Citi’s risky gamble with demotions and salary hike caps
With the year winding down, banks are gearing up to chart fresh goals and objectives for the future. But first, they must face the tricky task of reviewing the current year’s performance — complete with the heated debates over promotions and bonuses. It’s a messy, high-stakes conversation that’s far from anything straightforward.
Even more reason to celebrate this Christmas: After a two-year drought, where high interest rates stifled dealmaking and squeezed fees for investment banks and money managers, activity levels are now recovering. Last month, pay consultancy Johnson Associates shared insights that Wall Street bonuses are set to jump by as much as 35% this year, fueled by a rebound in corporate deals, stock sales, and debt transactions in 2024. Investment bankers working on debt transactions stand to benefit the most, with expected increases ranging from 25% to 35%. This is particularly promising for Goldman Sachs’ investment banking division.
The mood surrounding M&A, dealmaking, and investment banking has also turned largely positive with Trump’s return to the political scene. Under his previous administration, banks were more active in stock buybacks, which boosted stock prices by shrinking the number of outstanding shares. Moreover, Trump’s strong pro-deregulation stance and more relaxed approach to antitrust enforcement could pave the way for a surge in mergers and acquisitions, offering banks greater opportunities to profit from both direct deals and a higher volume of transactions.
Not so fast there: However, not all members of Wall Street institutions may find a pot of gold at the end of the rainbow. Citi, for example, is moving in the opposite direction, opting for a more conservative strategy in handling year-end bonuses, raises, and promotions.

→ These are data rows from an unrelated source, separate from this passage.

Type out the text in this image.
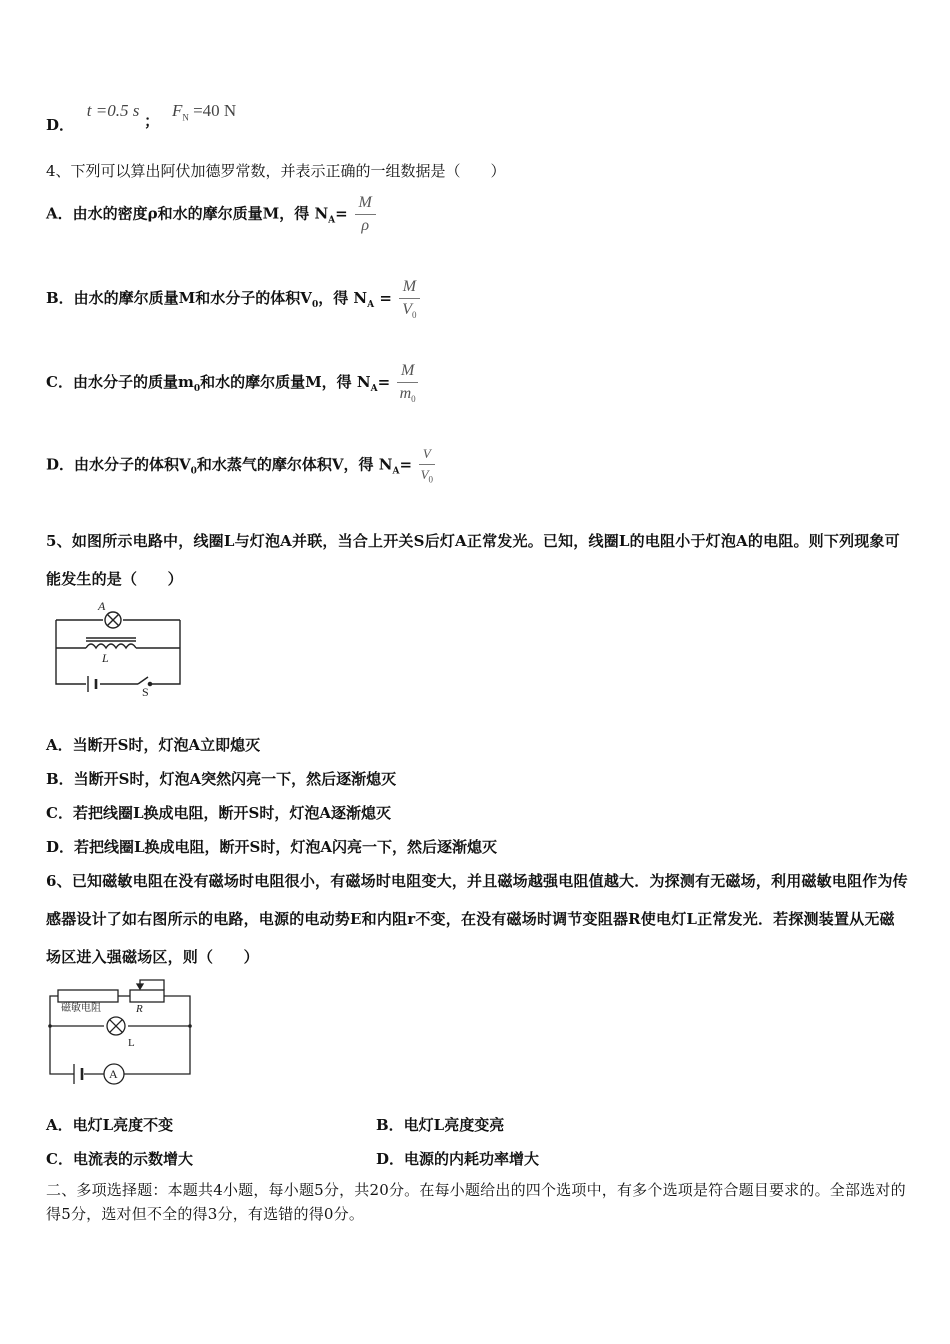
D． t =0.5 s ； $F_N =40$ N
4、下列可以算出阿伏加德罗常数，并表示正确的一组数据是（　　）
A．由水的密度ρ和水的摩尔质量M，得 $N_A= \frac{M}{\rho}$
B．由水的摩尔质量M和水分子的体积$V_0$，得 $N_A = \frac{M}{V_0}$
C．由水分子的质量$m_0$和水的摩尔质量M，得 $N_A= \frac{M}{m_0}$
D．由水分子的体积$V_0$和水蒸气的摩尔体积V，得 $N_A= \frac{V}{V_0}$
5、如图所示电路中，线圈L与灯泡A并联，当合上开关S后灯A正常发光。已知，线圈L的电阻小于灯泡A的电阻。则下列现象可能发生的是（　　）
A
L
S
A．当断开S时，灯泡A立即熄灭
B．当断开S时，灯泡A突然闪亮一下，然后逐渐熄灭
C．若把线圈L换成电阻，断开S时，灯泡A逐渐熄灭
D．若把线圈L换成电阻，断开S时，灯泡A闪亮一下，然后逐渐熄灭
6、已知磁敏电阻在没有磁场时电阻很小，有磁场时电阻变大，并且磁场越强电阻值越大．为探测有无磁场，利用磁敏电阻作为传感器设计了如右图所示的电路，电源的电动势E和内阻r不变，在没有磁场时调节变阻器R使电灯L正常发光．若探测装置从无磁场区进入强磁场区，则（　　）
磁敏电阻	R
L
A
A．电灯L亮度不变	B．电灯L亮度变亮
C．电流表的示数增大	D．电源的内耗功率增大
二、多项选择题：本题共4小题，每小题5分，共20分。在每小题给出的四个选项中，有多个选项是符合题目要求的。全部选对的得5分，选对但不全的得3分，有选错的得0分。
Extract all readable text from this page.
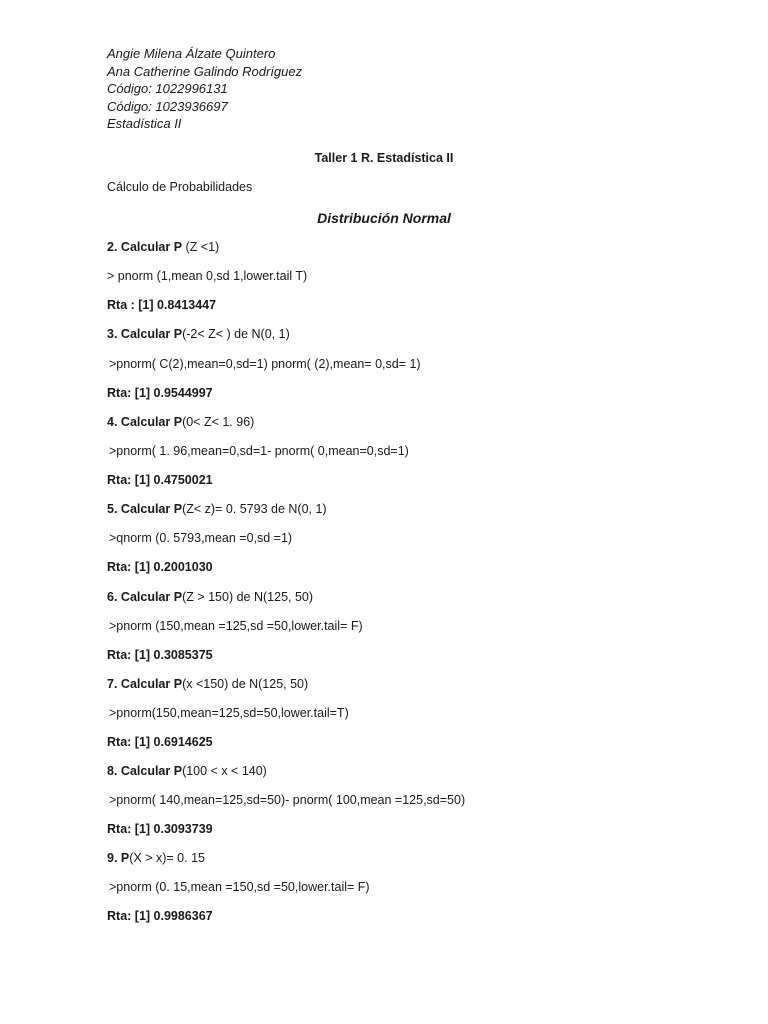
Angie Milena Álzate Quintero
Ana Catherine Galindo Rodríguez
Código: 1022996131
Código: 1023936697
Estadística II
Taller 1 R. Estadística II
Cálculo de Probabilidades
Distribución Normal
2. Calcular P (Z <1)
> pnorm (1,mean 0,sd 1,lower.tail T)
Rta : [1] 0.8413447
3. Calcular P(-2< Z< ) de N(0, 1)
>pnorm( C(2),mean=0,sd=1) pnorm( (2),mean= 0,sd= 1)
Rta: [1] 0.9544997
4. Calcular P(0< Z< 1. 96)
>pnorm( 1. 96,mean=0,sd=1- pnorm( 0,mean=0,sd=1)
Rta: [1] 0.4750021
5. Calcular P(Z< z)= 0. 5793 de N(0, 1)
>qnorm (0. 5793,mean =0,sd =1)
Rta: [1] 0.2001030
6. Calcular P(Z > 150) de N(125, 50)
>pnorm (150,mean =125,sd =50,lower.tail= F)
Rta: [1] 0.3085375
7. Calcular P(x <150) de N(125, 50)
>pnorm(150,mean=125,sd=50,lower.tail=T)
Rta: [1] 0.6914625
8. Calcular P(100 < x < 140)
>pnorm( 140,mean=125,sd=50)- pnorm( 100,mean =125,sd=50)
Rta: [1] 0.3093739
9. P(X > x)= 0. 15
>pnorm (0. 15,mean =150,sd =50,lower.tail= F)
Rta: [1] 0.9986367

Remember when I covered Citibank’s bold step last year, launching a cost-cutting campaign that included its largest-ever layoffs and an overhaul led by CEO Jane Fraser? Dubbed Project Bora Bora, the plan was supposed to conclude by March 2024. Although it’s likely not over yet and it’s unclear where things stand internally, the aftermath is still reverberating, now manifesting as reductions in salary hikes and employee demotions.